В чем же странность?
Над носом словно дымка какая-то курилась — настолько легкая, что лишь человек изо дня в день наблюдавший корабль… В ноздри ударил острый запах: фейерверки гроздьями рассыпались над черными волнами. С берега подул ветер, и перевернутый якорь исчез.

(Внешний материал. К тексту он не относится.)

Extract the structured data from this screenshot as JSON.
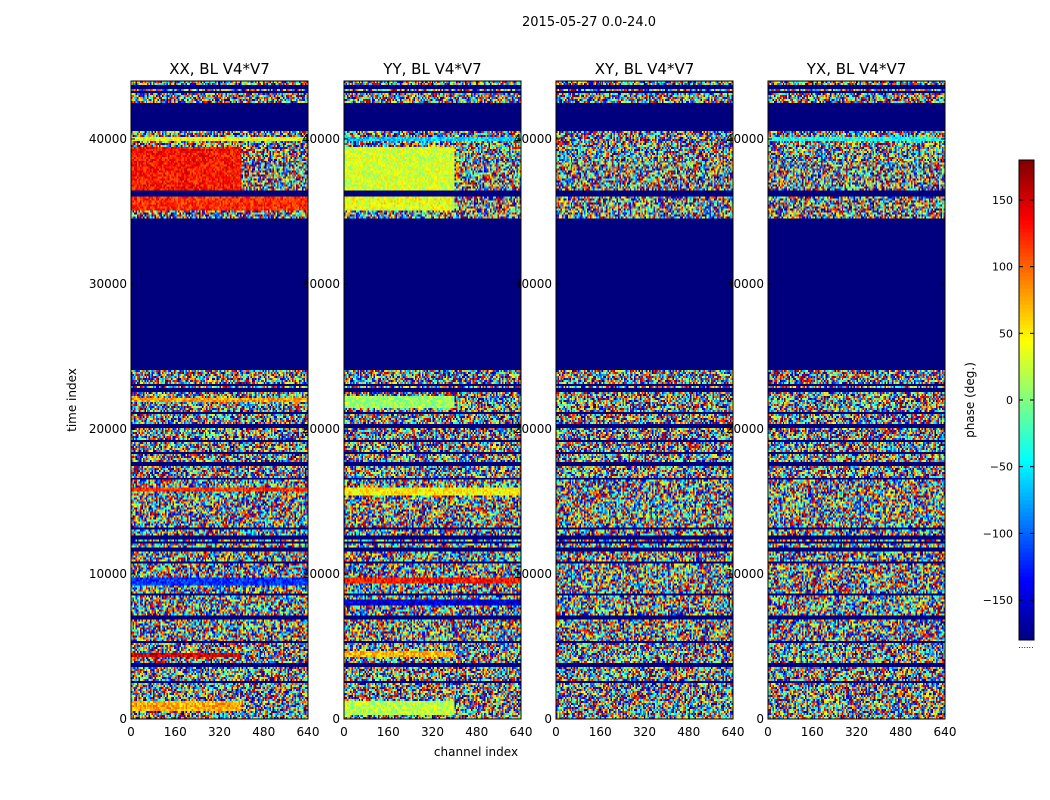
{
  "figure": {
    "suptitle": "2015-05-27 0.0-24.0"
  },
  "colormap": {
    "name": "jet",
    "stops": [
      "#00007f",
      "#0000ff",
      "#0080ff",
      "#00ffff",
      "#80ff80",
      "#ffff00",
      "#ff8000",
      "#ff0000",
      "#7f0000"
    ],
    "background": "#00007f"
  },
  "chart_data": {
    "type": "heatmap",
    "title": "2015-05-27 0.0-24.0",
    "xlabel": "channel index",
    "ylabel": "time index",
    "xlim": [
      0,
      640
    ],
    "ylim": [
      0,
      44000
    ],
    "xticks": [
      0,
      160,
      320,
      480,
      640
    ],
    "yticks": [
      0,
      10000,
      20000,
      30000,
      40000
    ],
    "xtick_labels": [
      "0",
      "160",
      "320",
      "480",
      "640"
    ],
    "ytick_labels": [
      "0",
      "10000",
      "20000",
      "30000",
      "40000"
    ],
    "value_description": "per-pixel visibility phase, noisy (values approximated)",
    "panels": [
      {
        "title": "XX, BL V4*V7",
        "bias_bands": [
          {
            "t0": 500,
            "t1": 1300,
            "value": 75,
            "ch_max": 400
          },
          {
            "t0": 4200,
            "t1": 4600,
            "value": 150,
            "ch_max": 400
          },
          {
            "t0": 9200,
            "t1": 9700,
            "value": -120
          },
          {
            "t0": 15700,
            "t1": 15900,
            "value": 120
          },
          {
            "t0": 21800,
            "t1": 22200,
            "value": 80
          },
          {
            "t0": 35000,
            "t1": 36000,
            "value": 120
          },
          {
            "t0": 36400,
            "t1": 39500,
            "value": 130,
            "ch_max": 400
          },
          {
            "t0": 39900,
            "t1": 40200,
            "value": 40
          }
        ]
      },
      {
        "title": "YY, BL V4*V7",
        "bias_bands": [
          {
            "t0": 300,
            "t1": 1200,
            "value": 20,
            "ch_max": 400
          },
          {
            "t0": 4200,
            "t1": 4700,
            "value": 70,
            "ch_max": 400
          },
          {
            "t0": 7800,
            "t1": 8300,
            "value": -150
          },
          {
            "t0": 9300,
            "t1": 9700,
            "value": 130
          },
          {
            "t0": 15400,
            "t1": 16000,
            "value": 50
          },
          {
            "t0": 21500,
            "t1": 22300,
            "value": 10,
            "ch_max": 400
          },
          {
            "t0": 35000,
            "t1": 36000,
            "value": 40,
            "ch_max": 400
          },
          {
            "t0": 36500,
            "t1": 39500,
            "value": 30,
            "ch_max": 400
          },
          {
            "t0": 39900,
            "t1": 40200,
            "value": -60
          }
        ]
      },
      {
        "title": "XY, BL V4*V7",
        "bias_bands": []
      },
      {
        "title": "YX, BL V4*V7",
        "bias_bands": [
          {
            "t0": 39900,
            "t1": 40200,
            "value": -40
          }
        ]
      }
    ],
    "flagged_ranges": [
      {
        "t0": 24000,
        "t1": 34500
      },
      {
        "t0": 40500,
        "t1": 42500
      },
      {
        "t0": 36000,
        "t1": 36400
      },
      {
        "t0": 22500,
        "t1": 22800
      }
    ],
    "gap_rows": [
      2500,
      3700,
      5300,
      7000,
      8600,
      10800,
      11700,
      12200,
      12500,
      13100,
      16600,
      17600,
      18400,
      19200,
      20200,
      21100,
      23000,
      43200,
      43600
    ],
    "colorbar": {
      "label": "phase (deg.)",
      "vmin": -180,
      "vmax": 180,
      "ticks": [
        -150,
        -100,
        -50,
        0,
        50,
        100,
        150
      ],
      "tick_labels": [
        "−150",
        "−100",
        "−50",
        "0",
        "50",
        "100",
        "150"
      ],
      "footnote": "......"
    }
  }
}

Из капитанских апартаментов, спотыкаясь, выскочил Чарльз. Он сбежал по трапу, пронесся по палубе и исчез где — то на полубаке. За его спиной, из отверстия, оставшегося от снятой фок-мачты, вырвался столб дыма. Чарльз подбежал к грот-мачте, выхватил откуда-то большой топор и бегом вернулся на бак, где начал рубить связывавшие корпус тросы. Нанося удар за ударом, он пробирался к корме сквозь дым, который окутал судно. Между кораблем и плавучим краном, к которому была пришвартована баржа с порохом, появилась узкая полоска воды — в ярд, не больше! В гнезде фок-мачты полыхнуло алым, и оттуда взметнулся язык пламени. Чарльз помчался к судовому колоколу и зазвонил в него что есть силы. Ветер медленно погнал горящее, окутанное клубами дыма, судно в ту сторону, где стояли на якоре остальные корабли. Тревожно гудел колокол. Я направил подзорную трубу на ближайшее торговое судно и увидел, как там, у якорной цепи, собираются люди. На соседней шхуне ставили стаксели, чуть дальше то опадали, то раздувались паруса еще одного корабля, который спешил уйти от смертоносного соседа. Чарльз нырнул в темноту полубака, выскочил обратно, добежал до коридора и скрылся. Вход в коридор мерцал тусклым, зловещим светом. Над пристанью взрывались и сверкали ракеты, но столб дыма поднимался выше фейерверков.